Atualmente, na página inicial do site do Hostel The Hague, existe a seguinte descrição: “Por sermos um albergue da juventude, a idade máxima nos dormitórios é de 40 anos e não há limite de idade para os quartos privativos”.

Só os jovens gostam de socializar?

“Relaxe, faça novos amigos”, foto de Birgit Ulrich/ Arquivo Pessoal

 

“Quando você vai viajar, quer tudo menos se aborrecer, então, às vezes, é mais fácil procurar outro lugar do que brigar com aquele que não quer você”, diz Gisela Castro.

Porém, se aquele estabelecimento realmente o atrai, pelo preço, localização e comodidades, vale entrar em contato e explicar a situação, visto que frequentemente as restrições se aplicam somente aos espaços compartilhados.

Gisela indica que, caso haja um sistema naquela cidade ou país que respalde a vítima, ao se sentir discriminada e lesada, ela pode, num momento posterior, fazer valer seus direitos por meio de um processo judicial ou tornar pública sua indignação, evitando guardá-la para si.

Enquanto existe uma diferenciação entre jovens e não-jovens pela administração de vários hostels, Scott Swanson defende que isso não acontece entre os viajantes.

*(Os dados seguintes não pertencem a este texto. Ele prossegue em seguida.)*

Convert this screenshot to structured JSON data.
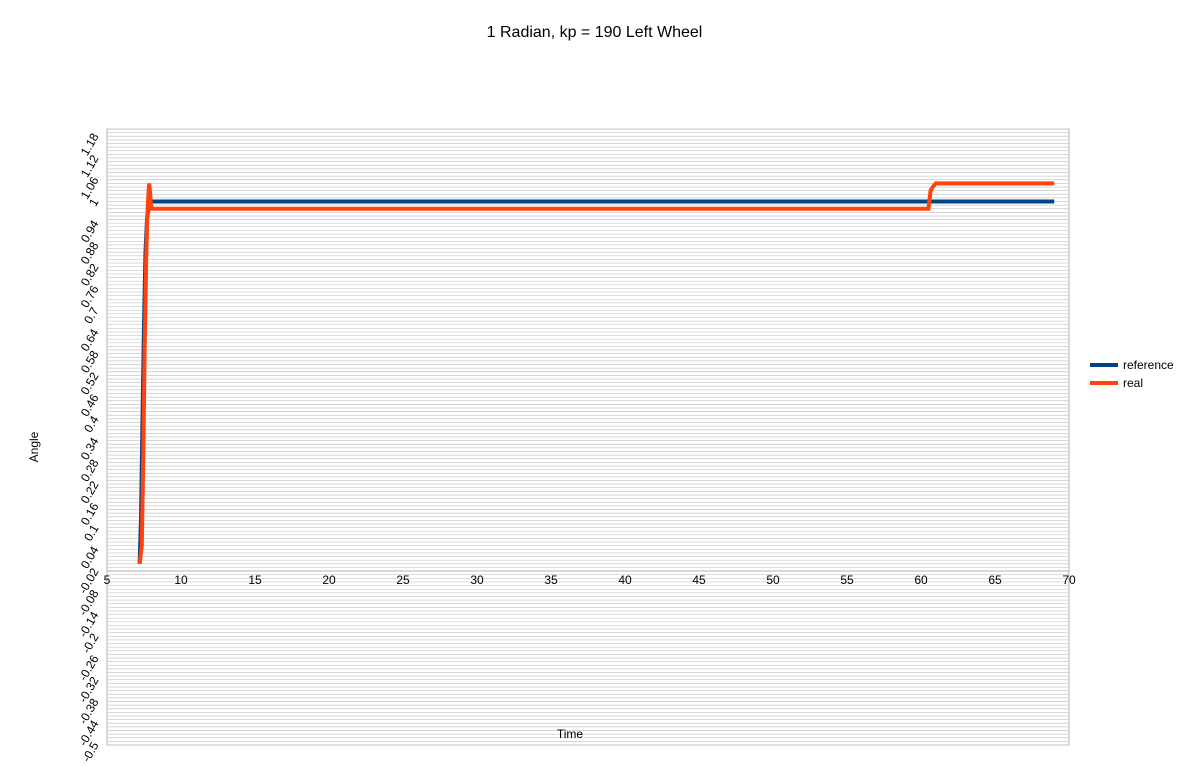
{
  "chart_data": {
    "type": "line",
    "title": "1 Radian, kp = 190 Left Wheel",
    "xlabel": "Time",
    "ylabel": "Angle",
    "xlim": [
      5,
      70
    ],
    "ylim": [
      -0.5,
      1.2
    ],
    "x_ticks": [
      5,
      10,
      15,
      20,
      25,
      30,
      35,
      40,
      45,
      50,
      55,
      60,
      65,
      70
    ],
    "x_tick_labels": [
      "5",
      "10",
      "15",
      "20",
      "25",
      "30",
      "35",
      "40",
      "45",
      "50",
      "55",
      "60",
      "65",
      "70"
    ],
    "y_ticks": [
      -0.5,
      -0.44,
      -0.38,
      -0.32,
      -0.26,
      -0.2,
      -0.14,
      -0.08,
      -0.02,
      0.04,
      0.1,
      0.16,
      0.22,
      0.28,
      0.34,
      0.4,
      0.46,
      0.52,
      0.58,
      0.64,
      0.7,
      0.76,
      0.82,
      0.88,
      0.94,
      1,
      1.06,
      1.12,
      1.18
    ],
    "y_tick_labels": [
      "-0.5",
      "-0.44",
      "-0.38",
      "-0.32",
      "-0.26",
      "-0.2",
      "-0.14",
      "-0.08",
      "-0.02",
      "0.04",
      "0.1",
      "0.16",
      "0.22",
      "0.28",
      "0.34",
      "0.4",
      "0.46",
      "0.52",
      "0.58",
      "0.64",
      "0.7",
      "0.76",
      "0.82",
      "0.88",
      "0.94",
      "1",
      "1.06",
      "1.12",
      "1.18"
    ],
    "grid": true,
    "legend_position": "right",
    "series": [
      {
        "name": "reference",
        "color": "#004586",
        "x": [
          7.2,
          7.3,
          7.4,
          7.5,
          7.6,
          7.7,
          7.8,
          7.9,
          8.0,
          30,
          60.6,
          61.0,
          69.0
        ],
        "y": [
          0.0,
          0.12,
          0.4,
          0.66,
          0.86,
          0.95,
          0.98,
          1.0,
          1.0,
          1.0,
          1.0,
          1.0,
          1.0
        ]
      },
      {
        "name": "real",
        "color": "#ff420e",
        "x": [
          7.2,
          7.35,
          7.45,
          7.55,
          7.65,
          7.72,
          7.8,
          7.85,
          7.9,
          7.95,
          8.0,
          30,
          60.5,
          60.65,
          60.8,
          61.0,
          69.0
        ],
        "y": [
          0.0,
          0.05,
          0.3,
          0.6,
          0.84,
          0.96,
          1.02,
          1.05,
          1.03,
          1.0,
          0.98,
          0.98,
          0.98,
          1.03,
          1.04,
          1.05,
          1.05
        ]
      }
    ]
  }
}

“Comecei a me hospedar em albergues com 19 anos, e mesmo naquele tempo, percebia a presença de alguns mochileiros mais velhos, por vezes na faixa dos 50 e 60 anos. Também notava que eles eram tratados da mesma forma que todos os hóspedes mais jovens, principalmente na faixa dos 20. Todo mundo ficava feliz por conversar com os mais velhos, incluíam eles nos jantares, nas saídas para os bares, baladas etc. Ninguém se importava com a idade deles. Com o passar dos anos e meu envelhecimento, nunca me senti estranho por continuar a me hospedar ali, porque [o acolhimento] continuou o mesmo”.

Do mesmo modo, Birgit Ulrich conta que sempre teve uma boa convivência e socializou com os jovens, inclusive se divertindo imensamente ao participar das festas.

Em contrapartida, Gisela explica que estar confortável nos ambientes variados não é unanimidade entre os idosos, “têm os que vão se sentir deslocados, não vão querer ficar ali e vão preferir lugares com gente parecida a eles”.

O mais importante seria dar a possibilidade de escolha aos hóspedes que, com a informação disponível na internet, conseguem identificar as características dos locais, como uma atmosfera de maior agitação dos “party hostels” ou a calmaria dos “boutique hostels”.

A partir daí, os viajantes poderiam reservar segundo as preferências de cada um.

“O turismo é o setor da hospitalidade. E não tem nada menos hospitaleiro que a intolerância. Todos ganham com um ambiente mais tolerante”, conclui Gisela.

*Texto publicado originalmente no Site da CNN Brasil.